ENHANCE WHEAT QUALITY AND UTILIZATION IN THE WESTERN U.S.
Location: Wheat Genetics, Quality Physiology and Disease Research
Title: Glutenin alleles in U.S. Pacific Northwest Wheat
Submitted to: International Gluten Workshop
Publication Type: Proceedings
Publication Acceptance Date: September 15, 2009
Publication Date: December 1, 2009
Citation: Morris, C.F., Pasha, I., Beecher, B.S., Bettge, A.D., See, D.R. 2009. Glutenin alleles in U.S. Pacific Northwest Wheat. International Gluten Workshop; p 141.
Interpretive Summary: The U.S. Pacific Northwest (PNW), comprised of the states of Washington, Idaho and Oregon, produces about 8 million metric tons of wheat annually. This region is somewhat unique in that it grows winter and spring wheats, hard and soft wheats, white and red-grained wheats, and club and lax-head (‘common’) wheats. Most types have distinctive end-uses, which are in part related to their gluten-forming proteins. A survey of high molecular weight glutenin subunits (HMW-GS) (‘alleles’) has not been conducted within each of the important PNW gene pools as represented by released cultivars and unreleased elite breeding lines. Further, the correspondence of stained protein bands in SDS polyacrylamide gel electrophoresis (SDS-PAGE) and DNA molecular markers has not been evaluated for wheats of this region. Specific types included here were soft white winter (SWW), soft white spring (SWS), soft white club, hard white winter (HWW), hard white spring (HWS), hard red winter (HRW), and hard red spring (HRS). In commerce, SWW and SWS are co-mingled, as are HWW and HWS. Club is a sub-class of soft white and may include winter or spring-sown types.
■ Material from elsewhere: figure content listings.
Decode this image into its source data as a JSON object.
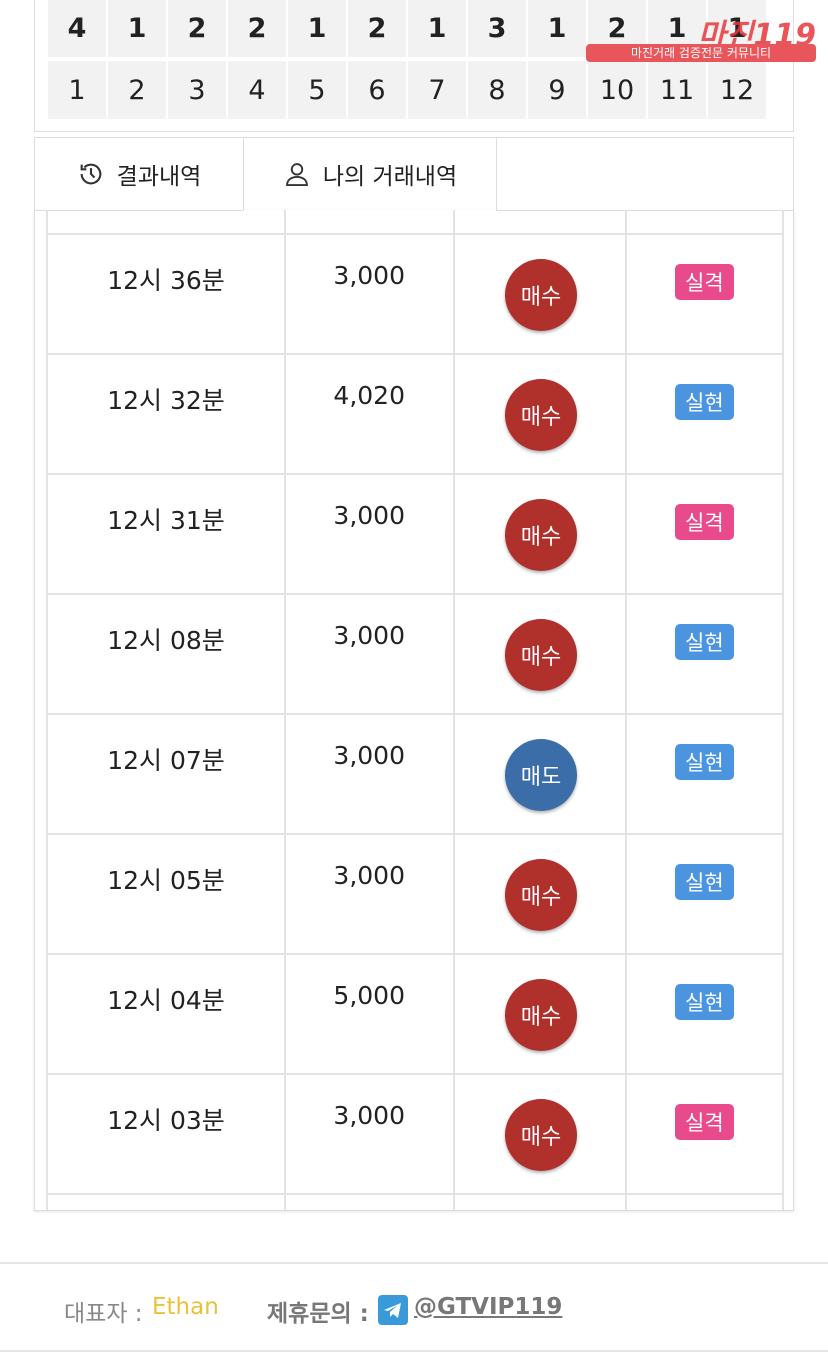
{
  "grid": {
    "rows": [
      [
        4,
        1,
        2,
        2,
        1,
        2,
        1,
        3,
        1,
        2,
        1,
        1
      ],
      [
        1,
        2,
        3,
        4,
        5,
        6,
        7,
        8,
        9,
        10,
        11,
        12
      ]
    ]
  },
  "logo": {
    "title": "마진119",
    "subtitle": "마진거래 검증전문 커뮤니티"
  },
  "tabs": [
    "결과내역",
    "나의 거래내역"
  ],
  "trades": [
    {
      "time": "12시 36분",
      "amount": "3,000",
      "side": "매수",
      "side_color": "#b0302c",
      "result": "실격",
      "result_color": "#e84a8b"
    },
    {
      "time": "12시 32분",
      "amount": "4,020",
      "side": "매수",
      "side_color": "#b0302c",
      "result": "실현",
      "result_color": "#4a94e0"
    },
    {
      "time": "12시 31분",
      "amount": "3,000",
      "side": "매수",
      "side_color": "#b0302c",
      "result": "실격",
      "result_color": "#e84a8b"
    },
    {
      "time": "12시 08분",
      "amount": "3,000",
      "side": "매수",
      "side_color": "#b0302c",
      "result": "실현",
      "result_color": "#4a94e0"
    },
    {
      "time": "12시 07분",
      "amount": "3,000",
      "side": "매도",
      "side_color": "#3b6ea8",
      "result": "실현",
      "result_color": "#4a94e0"
    },
    {
      "time": "12시 05분",
      "amount": "3,000",
      "side": "매수",
      "side_color": "#b0302c",
      "result": "실현",
      "result_color": "#4a94e0"
    },
    {
      "time": "12시 04분",
      "amount": "5,000",
      "side": "매수",
      "side_color": "#b0302c",
      "result": "실현",
      "result_color": "#4a94e0"
    },
    {
      "time": "12시 03분",
      "amount": "3,000",
      "side": "매수",
      "side_color": "#b0302c",
      "result": "실격",
      "result_color": "#e84a8b"
    }
  ],
  "footer": {
    "ceo_label": "대표자 :",
    "ceo": "Ethan",
    "contact_label": "제휴문의 :",
    "contact": "@GTVIP119"
  }
}
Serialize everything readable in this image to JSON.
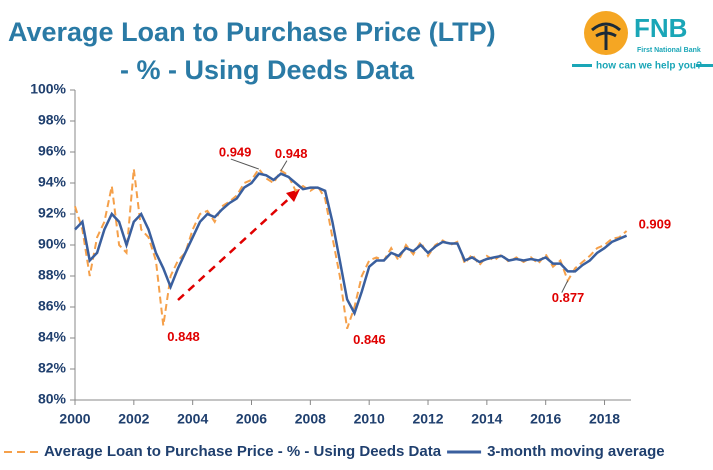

HRW and HRS are separate classes.
This study included 226 commercial cultivars and elite breeding lines from the U.S. Pacific Northwest. Two or more individual seeds of each variety were extracted for high molecular weight glutenin subunits (HMW-GS) and analyzed using SDS-PAGE. Bands were assigned visually and with the aid of image analysis software. Varieties were also analyzed by PCR for several common Glu-A1 and Glu-D1 alleles. Based on SDS-PAGE and visual assessment of HMW-GS, there was a high level of disagreement between/among seeds of the same variety for one or the other Glu1 loci (43%). Digital image analysis of gels with the aid of internal standards improved band assignment (27% of varieties). Good separations with discontinuous distributions were obtained for Ax1 vs. Ax2* and Dy10 vs. Dy12. Molecular markers were evaluated for Glu-A1 AxNull, Ax1 and Ax2*, and Glu-D1 Dx2, Dx3, Dx5, Dy10 and Dy12. Marker-to-protein agreement rates were on the order of 73-91%. HMW-GS composition was variable across market types, although the hard ‘bread’ wheats clearly had a lower proportion of AxNull, and a higher proportion of Dx5+Dy10. Nevertheless, all market types could potentially be improved and made more consistent if desirable HMW-GS haplotypes could be selected for. Lastly, there seems to be the need for a more reliable, less ambiguous means of identifying HMW-GS; a high level of intra-variety heterogeneity may be an issue.